Remote Witnessing of Wills
The outbreak of the COVID 19 pandemic has dominated the news this year, and it was no different in will writing. Recommendations of social distancing and working from home lead to many will writers adapting how they take instructions and sign wills. However, for the majority of the year the physical presence of witnesses has been required, which has lead to a number of creative ways that wills have been witnessed. The BBC reported that wills were being signed on car bonnets during lockdown and many will writers were relying on previous case law to witness through windows or through open doors.

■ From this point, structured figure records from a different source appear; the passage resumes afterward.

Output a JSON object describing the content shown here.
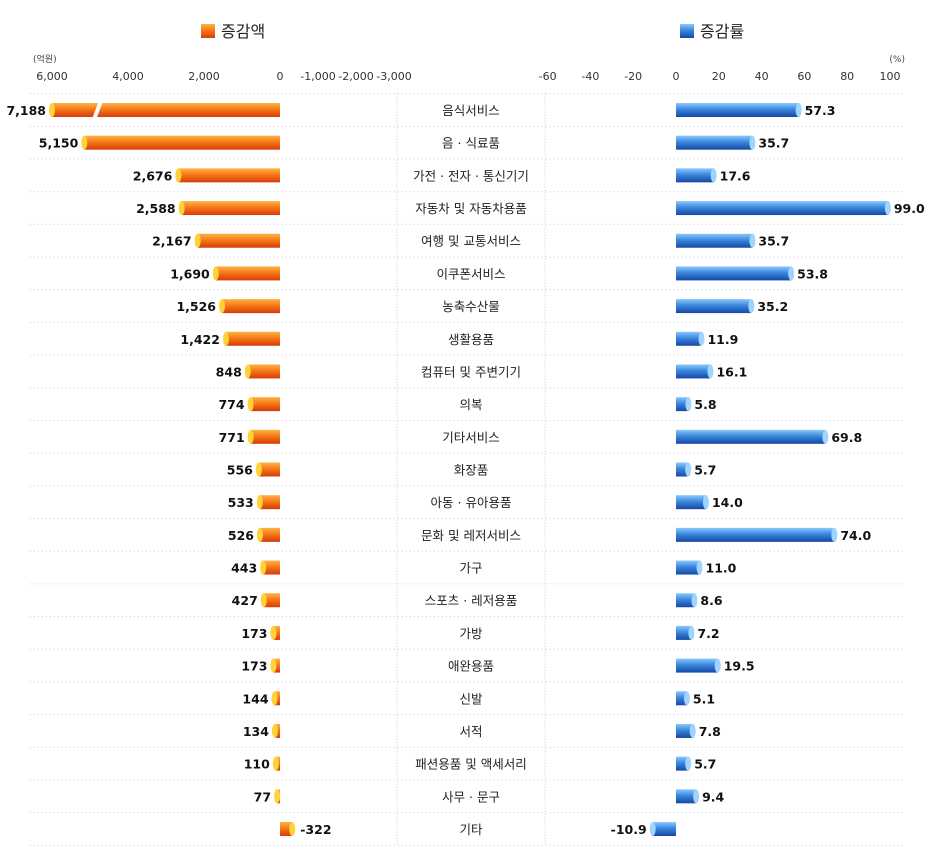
{
  "chart_data": [
    {
      "type": "bar",
      "orientation": "horizontal",
      "legend": "top",
      "series": [
        {
          "name": "증감액",
          "values": [
            7188,
            5150,
            2676,
            2588,
            2167,
            1690,
            1526,
            1422,
            848,
            774,
            771,
            556,
            533,
            526,
            443,
            427,
            173,
            173,
            144,
            134,
            110,
            77,
            -322
          ]
        }
      ],
      "unit": "(억원)",
      "xlim": [
        6000,
        -3000
      ],
      "xticks": [
        "6,000",
        "4,000",
        "2,000",
        "0",
        "-1,000",
        "-2,000",
        "-3,000"
      ],
      "data_labels": [
        "7,188",
        "5,150",
        "2,676",
        "2,588",
        "2,167",
        "1,690",
        "1,526",
        "1,422",
        "848",
        "774",
        "771",
        "556",
        "533",
        "526",
        "443",
        "427",
        "173",
        "173",
        "144",
        "134",
        "110",
        "77",
        "-322"
      ],
      "color": "#f06a10",
      "axis_break": true,
      "grid": true
    },
    {
      "type": "bar",
      "orientation": "horizontal",
      "legend": "top",
      "series": [
        {
          "name": "증감률",
          "values": [
            57.3,
            35.7,
            17.6,
            99.0,
            35.7,
            53.8,
            35.2,
            11.9,
            16.1,
            5.8,
            69.8,
            5.7,
            14.0,
            74.0,
            11.0,
            8.6,
            7.2,
            19.5,
            5.1,
            7.8,
            5.7,
            9.4,
            -10.9
          ]
        }
      ],
      "unit": "(%)",
      "xlim": [
        -60,
        100
      ],
      "xticks": [
        "-60",
        "-40",
        "-20",
        "0",
        "20",
        "40",
        "60",
        "80",
        "100"
      ],
      "data_labels": [
        "57.3",
        "35.7",
        "17.6",
        "99.0",
        "35.7",
        "53.8",
        "35.2",
        "11.9",
        "16.1",
        "5.8",
        "69.8",
        "5.7",
        "14.0",
        "74.0",
        "11.0",
        "8.6",
        "7.2",
        "19.5",
        "5.1",
        "7.8",
        "5.7",
        "9.4",
        "-10.9"
      ],
      "color": "#2f7fd6",
      "grid": true
    }
  ],
  "categories": [
    "음식서비스",
    "음 · 식료품",
    "가전 · 전자 · 통신기기",
    "자동차 및 자동차용품",
    "여행 및 교통서비스",
    "이쿠폰서비스",
    "농축수산물",
    "생활용품",
    "컴퓨터 및 주변기기",
    "의복",
    "기타서비스",
    "화장품",
    "아동 · 유아용품",
    "문화 및 레저서비스",
    "가구",
    "스포츠 · 레저용품",
    "가방",
    "애완용품",
    "신발",
    "서적",
    "패션용품 및 액세서리",
    "사무 · 문구",
    "기타"
  ]
}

This eventually lead to one of the largest changes to will writing in a decade, even if it is only temporary. On 25 July 2020, the government announced that the law would be changed to allow wills to be witnessed remotely via videolink. This lead to the Wills Act 1837 (Electronic Communications) (Amendment) (Coronavirus) Order 2020 coming into force on 28th September. The measures have been backdated to 31 January 2020 and will remain in force until 31 January 2020, although this may be shortened or extended if deemed necessary.

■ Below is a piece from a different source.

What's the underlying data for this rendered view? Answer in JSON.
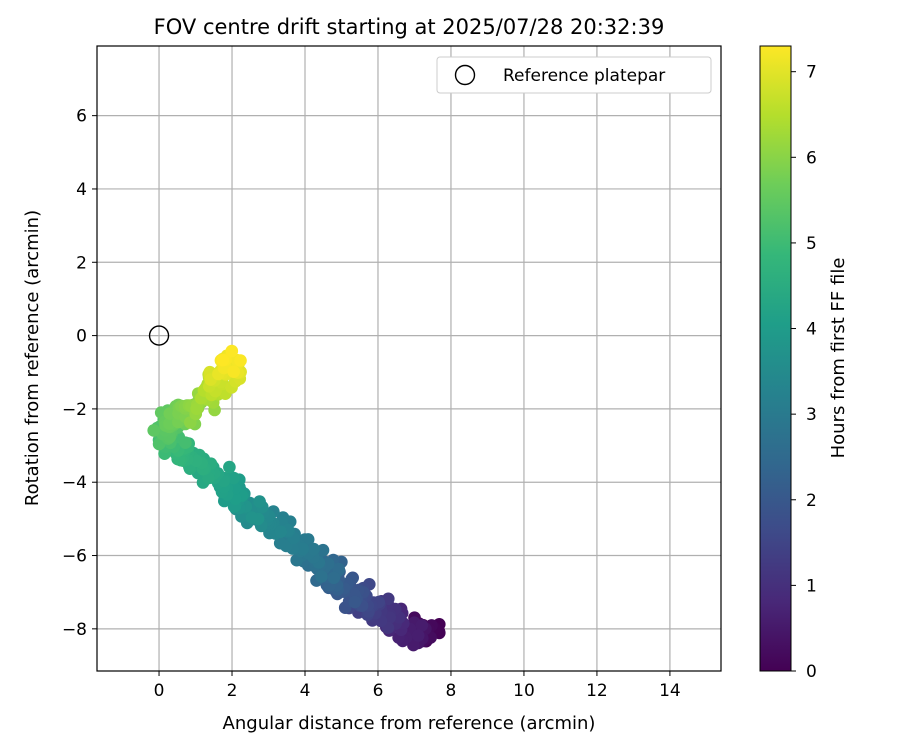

This is however only advised as a last resort where physical witnessing of the will is not possible. We have produced our own guidance on the changes here. The official government guidance on the changes can be found here. STEP also have some useful guidance that can be found here.
The start of the year saw a change to the law of civil partnerships. The Civil Partnership (Opposite-sex Couples) Regulations 2019 came into effect on the 31 December 2019, which allowed opposite sex couples to enter into civil partnerships. Further information on this can be found here.

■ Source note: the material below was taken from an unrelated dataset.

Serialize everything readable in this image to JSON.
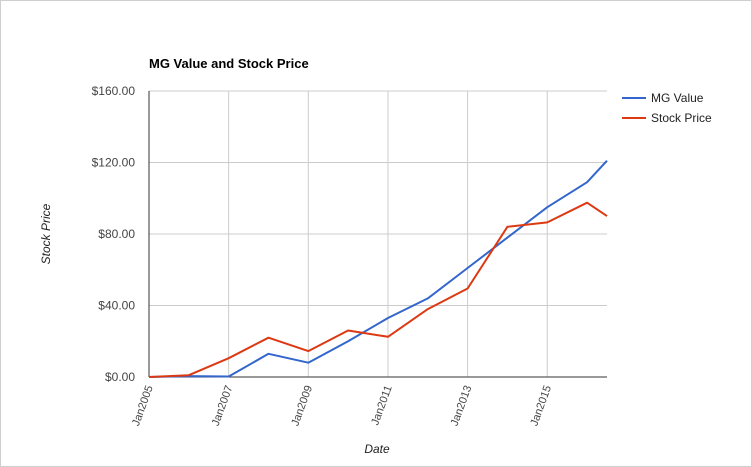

The Organ Donation (Deemed Consent) Act 2019 came into effect in England on 20 May 2020 and changed the organ donation rules in England from an opt-in system to an opt-out system. Under the old rules, a person was not deemed as wanting to donate their organs unless they joined the NHS organ donor register. Under the new rules however, a person is instead presumed to be an organ donor unless they have opted out during their lifetime. There are however safeguards that allow loved ones to make known any unregistered objections to organ donations that the deceased may have had.
Further information on the old rules and the new rules can be found here.
Online Submission of Probate Applications
From 2 November 2020, probate applications submitted by professionals must be made online for the majority of cases rather than using paper forms. For more complex cases, paper forms may still be allowed however.